Hallo, bei einem Hauskauf wurde ein Fußbodenbelag auf Nachfrage durch den Verkäufer (Vorbesitzer) als Kunststoff - Fliesenboden ausgegeben.
Nach Kaufabschluss und Beginn der Sanierung stellte sich heraus, das es sich um Asbestbelastetes Material handelt.
Ist hier eine Rückabwicklung des Kaufs möglich? Oder die Kostenerstattung der Bodensanierung? Bei der Aussage das es sich um Kunststoffböden handle war der Verkäufer sowie ich mit Begleitung anwesend.
Da der Boden ohne Bedenken durch den Verkäufer als Kunststoffboden bezeichnet wurde gingen wir von der Wahrheit aus. Es sind nach dem Kauf nun auch vom Verkäufer alte Baurechnungen übergeben worden, auf denen die Bezeichnung des Plattenbodens aufgeführt ist.
Hätte der Verkäufer auf meine Nachfrage zum Boden die Belastung nicht ausgeschlossen hätte man vorher prüfen können. Da ihm die Rechnung vorlag hätte dieser doch die Information an mich geben sollen/müssen oder nicht? Wenn ein Kaufinteressent schon so direkt nachfragt.
du wirst überrascht sein, die Aussage ist doch zutreffen !
Es handelt sich um Kunststoff-Platten/Fliesen !
Sie sind nur möglicherweise mit Asbestfasern im Material oder häufigernoch im Kleber belastet.

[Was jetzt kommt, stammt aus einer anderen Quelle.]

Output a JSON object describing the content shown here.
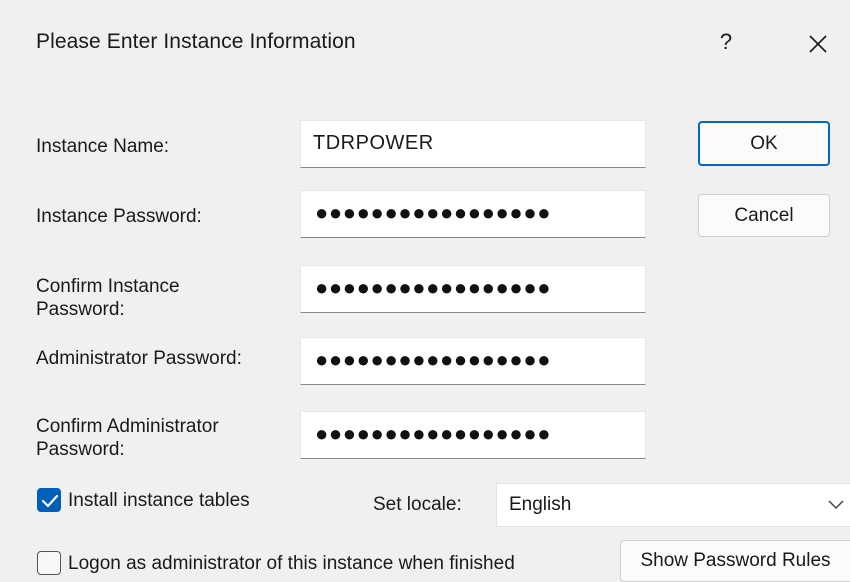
{
  "window": {
    "title": "Please Enter Instance Information",
    "help_glyph": "?",
    "close_icon": "close-icon"
  },
  "fields": {
    "instance_name": {
      "label": "Instance Name:",
      "value": "TDRPOWER"
    },
    "instance_password": {
      "label": "Instance Password:",
      "value": "●●●●●●●●●●●●●●●●●"
    },
    "confirm_instance_password": {
      "label_line1": "Confirm Instance",
      "label_line2": "Password:",
      "value": "●●●●●●●●●●●●●●●●●"
    },
    "admin_password": {
      "label": "Administrator Password:",
      "value": "●●●●●●●●●●●●●●●●●"
    },
    "confirm_admin_password": {
      "label_line1": "Confirm Administrator",
      "label_line2": "Password:",
      "value": "●●●●●●●●●●●●●●●●●"
    }
  },
  "buttons": {
    "ok": "OK",
    "cancel": "Cancel",
    "show_password_rules": "Show Password Rules"
  },
  "options": {
    "install_tables": {
      "label": "Install instance tables",
      "checked": true
    },
    "logon_admin": {
      "label": "Logon as administrator of this instance when finished",
      "checked": false
    },
    "locale": {
      "label": "Set locale:",
      "value": "English"
    }
  },
  "colors": {
    "accent": "#005fb8",
    "default_button_border": "#0067c0",
    "background": "#f0f0f0"
  }
}
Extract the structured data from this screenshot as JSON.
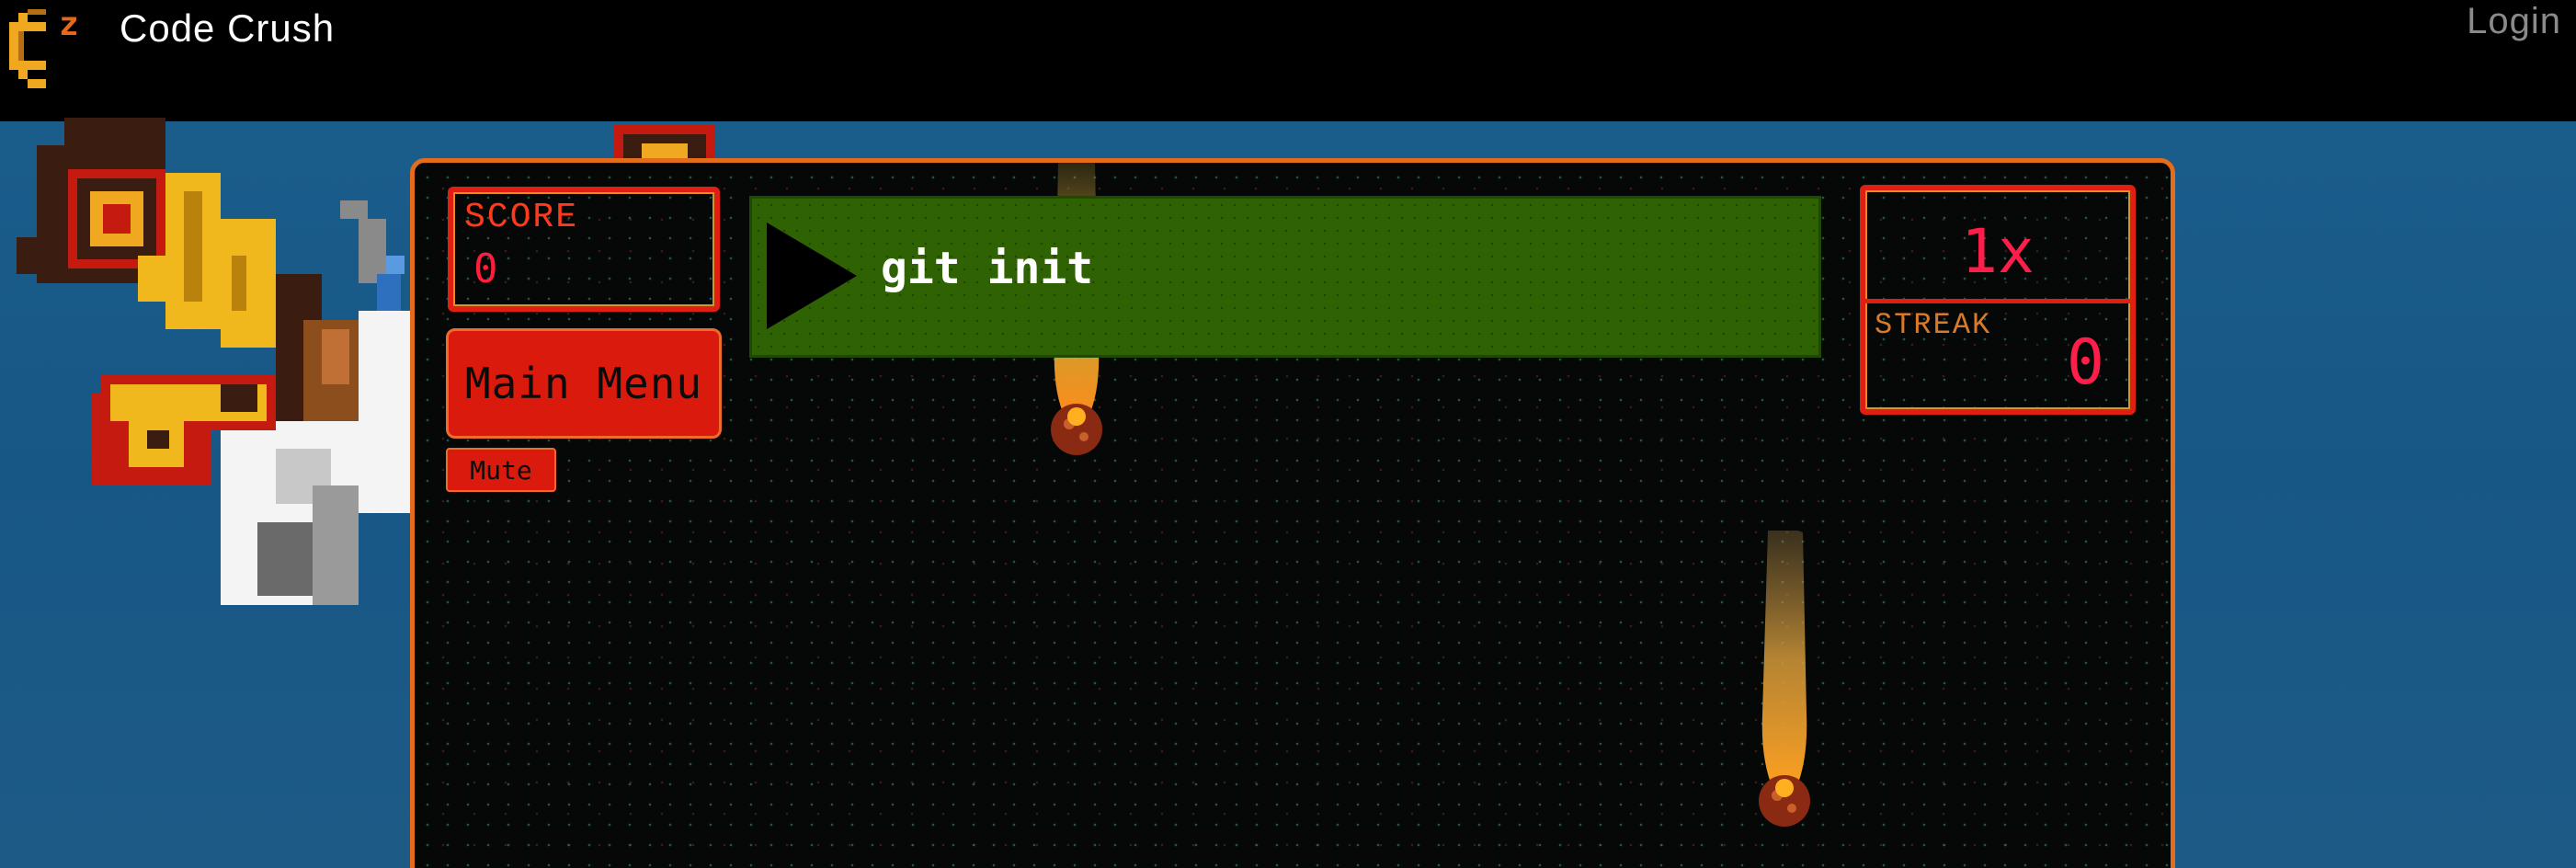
{
  "header": {
    "title": "Code Crush",
    "login_label": "Login",
    "logo_icon": "code-crush-logo-icon"
  },
  "colors": {
    "accent_orange": "#e46c1a",
    "panel_red": "#e01e12",
    "command_green": "#2e6203",
    "score_red": "#ff1e3c"
  },
  "game": {
    "score_label": "SCORE",
    "score_value": "0",
    "main_menu_label": "Main Menu",
    "mute_label": "Mute",
    "command": "git init",
    "play_icon": "play-icon",
    "multiplier": "1x",
    "streak_label": "STREAK",
    "streak_value": "0"
  }
}
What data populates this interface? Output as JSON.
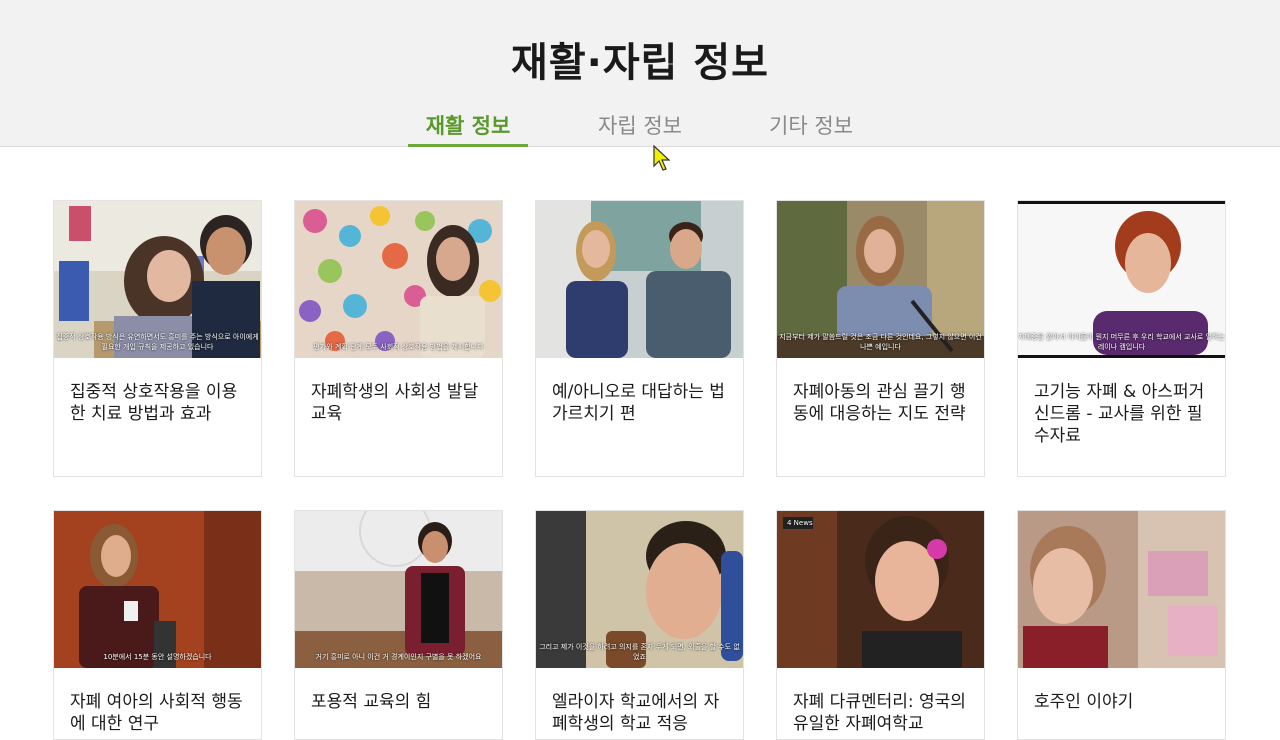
{
  "page": {
    "title": "재활·자립 정보"
  },
  "tabs": [
    {
      "label": "재활 정보",
      "active": true
    },
    {
      "label": "자립 정보",
      "active": false
    },
    {
      "label": "기타 정보",
      "active": false
    }
  ],
  "colors": {
    "accent": "#6aa83a",
    "header_bg": "#f2f2f2"
  },
  "cards": [
    {
      "title": "집중적 상호작용을 이용한 치료 방법과 효과",
      "caption": "집중적 상호작용 방식은 유연하면서도 흥미를 주는 방식으로 아이에게 필요한 개입 규칙을 제공하고 있습니다"
    },
    {
      "title": "자폐학생의 사회성 발달 교육",
      "caption": "평가와 계획 단계 모두 사회적 상호작용 방법을 제시합니다"
    },
    {
      "title": "예/아니오로 대답하는 법 가르치기 편",
      "caption": ""
    },
    {
      "title": "자폐아동의 관심 끌기 행동에 대응하는 지도 전략",
      "caption": "지금부터 제가 말씀드릴 것은 조금 다른 것인데요, 그렇지 않으면 이건 나쁜 예입니다"
    },
    {
      "title": "고기능 자폐 & 아스퍼거 신드롬 - 교사를 위한 필수자료",
      "caption": "자폐증을 앓아서 아이들이 뭔지 머무른 후 우리 학교에서 교사로 일하는 레이나 캠입니다"
    },
    {
      "title": "자폐 여아의 사회적 행동에 대한 연구",
      "caption": "10분에서 15분 동안 설명하겠습니다"
    },
    {
      "title": "포용적 교육의 힘",
      "caption": "거기 흥미로 아니 이건 거 경계이인지 구별을 못 하겠어요"
    },
    {
      "title": "엘라이자 학교에서의 자폐학생의 학교 적응",
      "caption": "그리고 제가 이것을 하려고 의지를 혼자 두게 되면, 외출을 할 수도 없었죠"
    },
    {
      "title": "자폐 다큐멘터리: 영국의 유일한 자폐여학교",
      "caption": ""
    },
    {
      "title": "호주인 이야기",
      "caption": ""
    }
  ],
  "thumbs": [
    {
      "name": "classroom-therapy-thumbnail"
    },
    {
      "name": "handprint-wall-thumbnail"
    },
    {
      "name": "two-presenters-thumbnail"
    },
    {
      "name": "woman-speaking-thumbnail"
    },
    {
      "name": "woman-interview-thumbnail"
    },
    {
      "name": "woman-presenting-thumbnail"
    },
    {
      "name": "lecturer-stage-thumbnail"
    },
    {
      "name": "student-smiling-thumbnail"
    },
    {
      "name": "girl-documentary-thumbnail"
    },
    {
      "name": "child-toys-thumbnail"
    }
  ],
  "badges": {
    "news": "4 News"
  }
}
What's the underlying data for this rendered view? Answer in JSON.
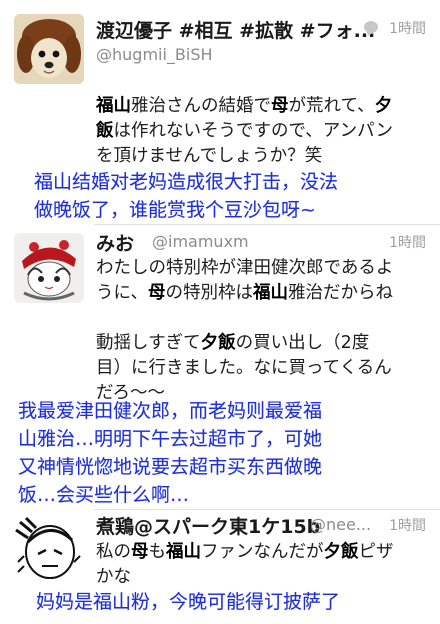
{
  "tweets": [
    {
      "name": "渡辺優子 #相互 #拡散 #フォ...",
      "handle": "@hugmii_BiSH",
      "time": "1時間",
      "body_parts": [
        {
          "t": "福山",
          "b": true
        },
        {
          "t": "雅治さんの結婚で",
          "b": false
        },
        {
          "t": "母",
          "b": true
        },
        {
          "t": "が荒れて、",
          "b": false
        },
        {
          "t": "夕\n飯",
          "b": true
        },
        {
          "t": "は作れないそうですので、アンパン\nを頂けませんでしょうか？笑",
          "b": false
        }
      ]
    },
    {
      "name": "みお",
      "handle": "@imamuxm",
      "time": "1時間",
      "body_parts": [
        {
          "t": "わたしの特別枠が津田健次郎であるよ\nうに、",
          "b": false
        },
        {
          "t": "母",
          "b": true
        },
        {
          "t": "の特別枠は",
          "b": false
        },
        {
          "t": "福山",
          "b": true
        },
        {
          "t": "雅治だからね\n\n動揺しすぎて",
          "b": false
        },
        {
          "t": "夕飯",
          "b": true
        },
        {
          "t": "の買い出し（2度\n目）に行きました。なに買ってくるん\nだろ〜〜",
          "b": false
        }
      ]
    },
    {
      "name": "煮鶏@スパーク東1ケ15b",
      "handle": "@nee...",
      "time": "1時間",
      "body_parts": [
        {
          "t": "私の",
          "b": false
        },
        {
          "t": "母",
          "b": true
        },
        {
          "t": "も",
          "b": false
        },
        {
          "t": "福山",
          "b": true
        },
        {
          "t": "ファンなんだが",
          "b": false
        },
        {
          "t": "夕飯",
          "b": true
        },
        {
          "t": "ピザ\nかな",
          "b": false
        }
      ]
    }
  ],
  "translations": [
    "福山结婚对老妈造成很大打击，没法\n做晚饭了，谁能赏我个豆沙包呀~",
    "我最爱津田健次郎，而老妈则最爱福\n山雅治…明明下午去过超市了，可她\n又神情恍惚地说要去超市买东西做晚\n饭…会买些什么啊…",
    "妈妈是福山粉，今晚可能得订披萨了"
  ],
  "colors": {
    "translation_text": "#1e2fd8",
    "handle_gray": "#8b8b8b",
    "divider": "#e2e2e2"
  },
  "icons": [
    "dog-avatar",
    "manga-girl-avatar",
    "sketch-avatar",
    "speech-bubble-icon"
  ]
}
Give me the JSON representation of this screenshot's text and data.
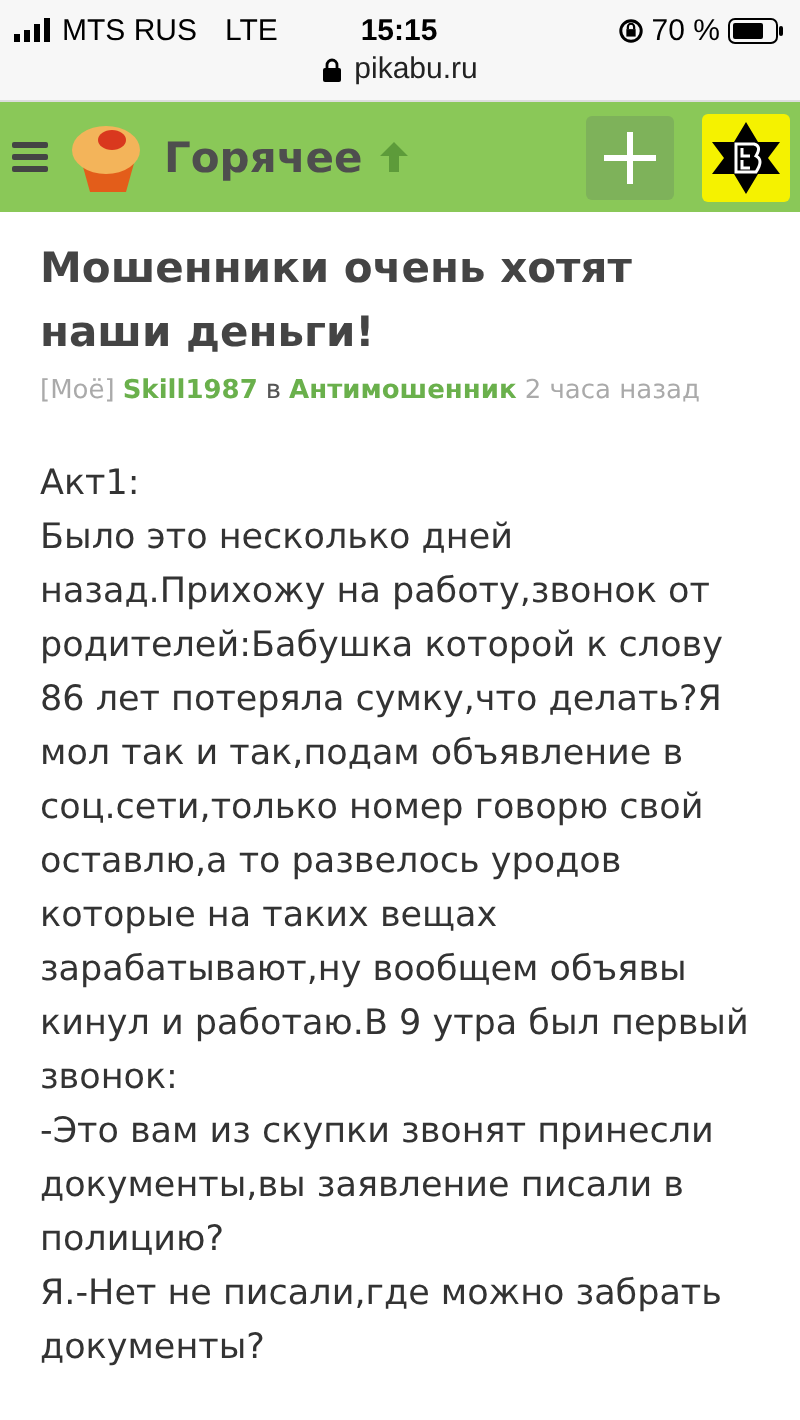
{
  "status_bar": {
    "carrier": "MTS RUS",
    "network": "LTE",
    "time": "15:15",
    "battery": "70 %",
    "url": "pikabu.ru"
  },
  "header": {
    "title": "Горячее"
  },
  "post": {
    "title": "Мошенники очень хотят наши деньги!",
    "tag": "[Моё]",
    "author": "Skill1987",
    "preposition": "в",
    "community": "Антимошенник",
    "time": "2 часа назад",
    "paragraphs": [
      "Акт1:",
      "Было это несколько дней назад.Прихожу на работу,звонок от родителей:Бабушка которой к слову 86 лет потеряла сумку,что делать?Я мол так и так,подам объявление в соц.сети,только номер говорю свой оставлю,а то развелось уродов которые на таких вещах зарабатывают,ну вообщем объявы кинул и работаю.В 9 утра был первый звонок:",
      "-Это вам из скупки звонят принесли документы,вы заявление писали в полицию?",
      "Я.-Нет не писали,где можно забрать документы?"
    ]
  }
}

Nur Du hast doch nicht gefragt „Ist dieser Bodenlag asbestbelastet ?“
Und wenn er es wäre, so müsste der Verkäufer davon doch gar nichts wissen, denn niemand hat den mal als „Asbest-PVC“ eingekauft und verlegt.
Da die Zeit so lange zurückliegt wo man mit solchen Altbelägen und Asbest rechnen muss, müsste es auch einem Käufer auffallen es handelt sich um Jahrzehnte alten Belag.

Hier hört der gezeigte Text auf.